What's the meaning of "good luck?"

May 10, 2025 8:50 pm

#307 – What's the meaning of "good luck?"

If good and bad are meaningless categories, according to the Taoist principle ("who knows what is good and what is bad?") what do we mean when we wish someone "good luck?" What does "luck" even mean?


Yesterday I quit my coffee-machine selling job. It felt like a resonant decision––the novelty no longer excited me and I faced the reality: I'm not learning new skills, making connections, or developing my craft. Staying in that job didn't seem to make sense.


Today, I found a posting that felt right and applied. Later, talking about what's next for me, my dear friend Barbara Huson wished me "good luck."
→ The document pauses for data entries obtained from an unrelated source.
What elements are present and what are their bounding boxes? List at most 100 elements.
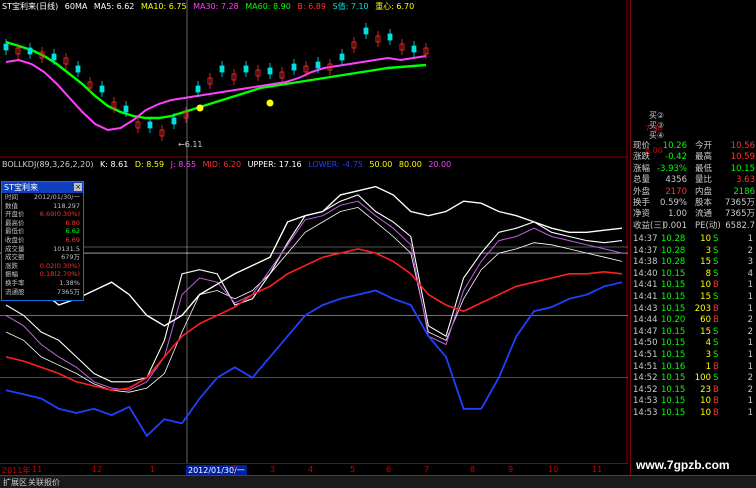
- tick-row[interactable]: 14:51 10.16 1 B 1: [631, 362, 756, 374]
- chart-area[interactable]: ←6.11 ST宝利来(日线) 60MA MA5: 6.62 MA10: 6.7…: [0, 0, 628, 463]
- tick-row[interactable]: 14:43 10.15 203 B 1: [631, 304, 756, 316]
- tick-n: 1: [747, 303, 753, 314]
- quote-row: 总量 4356 量比 3.63: [631, 175, 756, 186]
- quote-l1: 换手: [633, 197, 651, 208]
- info-row-value: 118.297: [53, 201, 80, 210]
- price-axis: 买② 买③ 买④ 买⑤ 7.006.00: [631, 0, 756, 155]
- tick-row[interactable]: 14:47 10.15 15 S 2: [631, 327, 756, 339]
- tick-p: 10.15: [661, 303, 686, 314]
- tick-row[interactable]: 14:41 10.15 10 B 1: [631, 280, 756, 292]
- x-axis-label: 11: [32, 465, 43, 474]
- info-row: 流通股 7365万: [2, 288, 83, 297]
- candle-body: [387, 33, 393, 41]
- tick-list[interactable]: 14:37 10.28 10 S 1 14:37 10.28 3 S 2 14:38 10.28 15 S…: [631, 234, 756, 420]
- tick-row[interactable]: 14:50 10.15 4 S 1: [631, 338, 756, 350]
- tick-n: 1: [747, 349, 753, 360]
- tick-row[interactable]: 14:40 10.15 8 S 4: [631, 269, 756, 281]
- quote-l1: 涨跌: [633, 152, 651, 163]
- tick-s: B: [713, 315, 719, 326]
- tick-v: 100: [694, 373, 711, 384]
- info-row-label: 成交额: [5, 253, 25, 262]
- tick-t: 14:38: [633, 257, 658, 268]
- chart-canvas[interactable]: ←6.11: [0, 0, 628, 463]
- tick-s: S: [713, 257, 719, 268]
- tick-t: 14:51: [633, 361, 658, 372]
- info-box[interactable]: ST宝利来 × 时间 2012/01/30/一 数值 118.297 开盘价 6.69(0…: [1, 181, 84, 301]
- tick-s: S: [713, 326, 719, 337]
- info-row-value: 6.69: [65, 235, 80, 244]
- tick-v: 23: [700, 384, 711, 395]
- indicator-axis-label: -10.00: [639, 443, 665, 453]
- tick-v: 3: [705, 245, 711, 256]
- price-axis-label: 7.00: [645, 124, 663, 133]
- tick-row[interactable]: 14:52 10.15 100 S 2: [631, 373, 756, 385]
- tick-s: B: [713, 384, 719, 395]
- quote-row: 净资 1.00 流通 7365万: [631, 209, 756, 220]
- tick-v: 10: [700, 396, 711, 407]
- tick-s: B: [713, 303, 719, 314]
- tick-n: 2: [747, 315, 753, 326]
- tick-n: 1: [747, 234, 753, 244]
- tick-t: 14:40: [633, 268, 658, 279]
- ma10-value: MA10: 6.75: [140, 2, 187, 11]
- tick-t: 14:41: [633, 280, 658, 291]
- quote-l2: 流通: [695, 209, 713, 220]
- tick-n: 2: [747, 373, 753, 384]
- candle-body: [315, 61, 321, 69]
- series-line-lower: [5, 281, 623, 438]
- tick-row[interactable]: 14:51 10.15 3 S 1: [631, 350, 756, 362]
- tick-row[interactable]: 14:53 10.15 10 B 1: [631, 396, 756, 408]
- info-title-text: ST宝利来: [4, 183, 38, 192]
- quote-v2: 7365万: [724, 197, 755, 208]
- info-row: 成交量 10131.5: [2, 245, 83, 254]
- tick-row[interactable]: 14:44 10.20 60 B 2: [631, 315, 756, 327]
- tick-row[interactable]: 14:37 10.28 10 S 1: [631, 234, 756, 246]
- x-axis-label: 5: [350, 465, 356, 474]
- d-value: D: 8.59: [134, 160, 165, 169]
- quote-row: 收益(三) 0.001 PE(动) 6582.7: [631, 221, 756, 232]
- tick-s: S: [713, 291, 719, 302]
- candle-body: [75, 65, 81, 73]
- quote-panel: 现价 10.26 今开 10.56 涨跌 -0.42 最高 10.59 涨幅 -3.93% 最低 10…: [631, 141, 756, 232]
- info-row-value: 6.62: [65, 227, 80, 236]
- tick-s: S: [713, 268, 719, 279]
- upper-value: UPPER: 17.16: [247, 160, 302, 169]
- tick-p: 10.15: [661, 268, 686, 279]
- tick-v: 10: [700, 407, 711, 418]
- quote-v1: 0.001: [662, 220, 687, 231]
- quote-row: 涨幅 -3.93% 最低 10.15: [631, 164, 756, 175]
- tick-row[interactable]: 14:38 10.28 15 S 3: [631, 257, 756, 269]
- quote-l1: 现价: [633, 141, 651, 151]
- tick-t: 14:51: [633, 349, 658, 360]
- tick-row[interactable]: 14:52 10.15 23 B 2: [631, 385, 756, 397]
- info-row-value: 6.69(0.30%): [39, 210, 80, 219]
- info-row: 开盘价 6.69(0.30%): [2, 210, 83, 219]
- tick-t: 14:37: [633, 245, 658, 256]
- quote-l2: 股本: [695, 197, 713, 208]
- quote-row: 外盘 2170 内盘 2186: [631, 187, 756, 198]
- x-axis-label: 2: [232, 465, 238, 474]
- tick-t: 14:43: [633, 303, 658, 314]
- bottom-tabs: 扩展区 关联报价: [0, 475, 756, 488]
- ref-line-50: 50.00: [369, 160, 393, 169]
- info-box-title[interactable]: ST宝利来 ×: [2, 182, 83, 193]
- quote-row: 现价 10.26 今开 10.56: [631, 141, 756, 152]
- ref-line-80: 80.00: [398, 160, 422, 169]
- tick-p: 10.20: [661, 315, 686, 326]
- tick-t: 14:47: [633, 326, 658, 337]
- tab-extend[interactable]: 扩展区: [3, 477, 27, 488]
- tab-related-quote[interactable]: 关联报价: [28, 477, 60, 488]
- tick-row[interactable]: 14:37 10.28 3 S 2: [631, 246, 756, 258]
- x-axis-label: 3: [270, 465, 276, 474]
- info-row-label: 时间: [5, 193, 18, 201]
- tick-p: 10.15: [661, 407, 686, 418]
- tick-row[interactable]: 14:53 10.15 10 B 1: [631, 408, 756, 420]
- info-row-value: 1.38%: [59, 278, 80, 287]
- tick-row[interactable]: 14:41 10.15 15 S 1: [631, 292, 756, 304]
- quote-l2: 最低: [695, 163, 713, 174]
- info-row-value: 7365万: [56, 287, 80, 296]
- candle-body: [3, 43, 9, 51]
- info-rows: 时间 2012/01/30/一 数值 118.297 开盘价 6.69(0.30%) 最高价…: [2, 193, 83, 296]
- x-axis-label: 8: [470, 465, 476, 474]
- close-icon[interactable]: ×: [74, 183, 82, 191]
The comment threw me into an unexpected state of confusion. "What is luck?" I asked, and what does it mean to have "good luck?"


How can we reconcile the concept of "good luck" with the act of surrendering and accepting life's unfolding? And if "accepting" relies on the knowing that whatever needs to happen will happen, whether I want it or not, why would I wish that things be different from how they're going to be?


Barbara's wise response helped me regain my center. With "good luck," she said, she means "may you receive whatever is in your highest interest."


And "whatever is in my highest interest" may be getting the job or maybe not getting it, but I don't know, because, "who's to say what is good and what is bad?"


Although whatever I get, it'll be what I needed to get in order to take one more step in my evolution.


Where are you hoping for "good luck" when "receiving whatever is in your highest interest" would take you closer to freedom?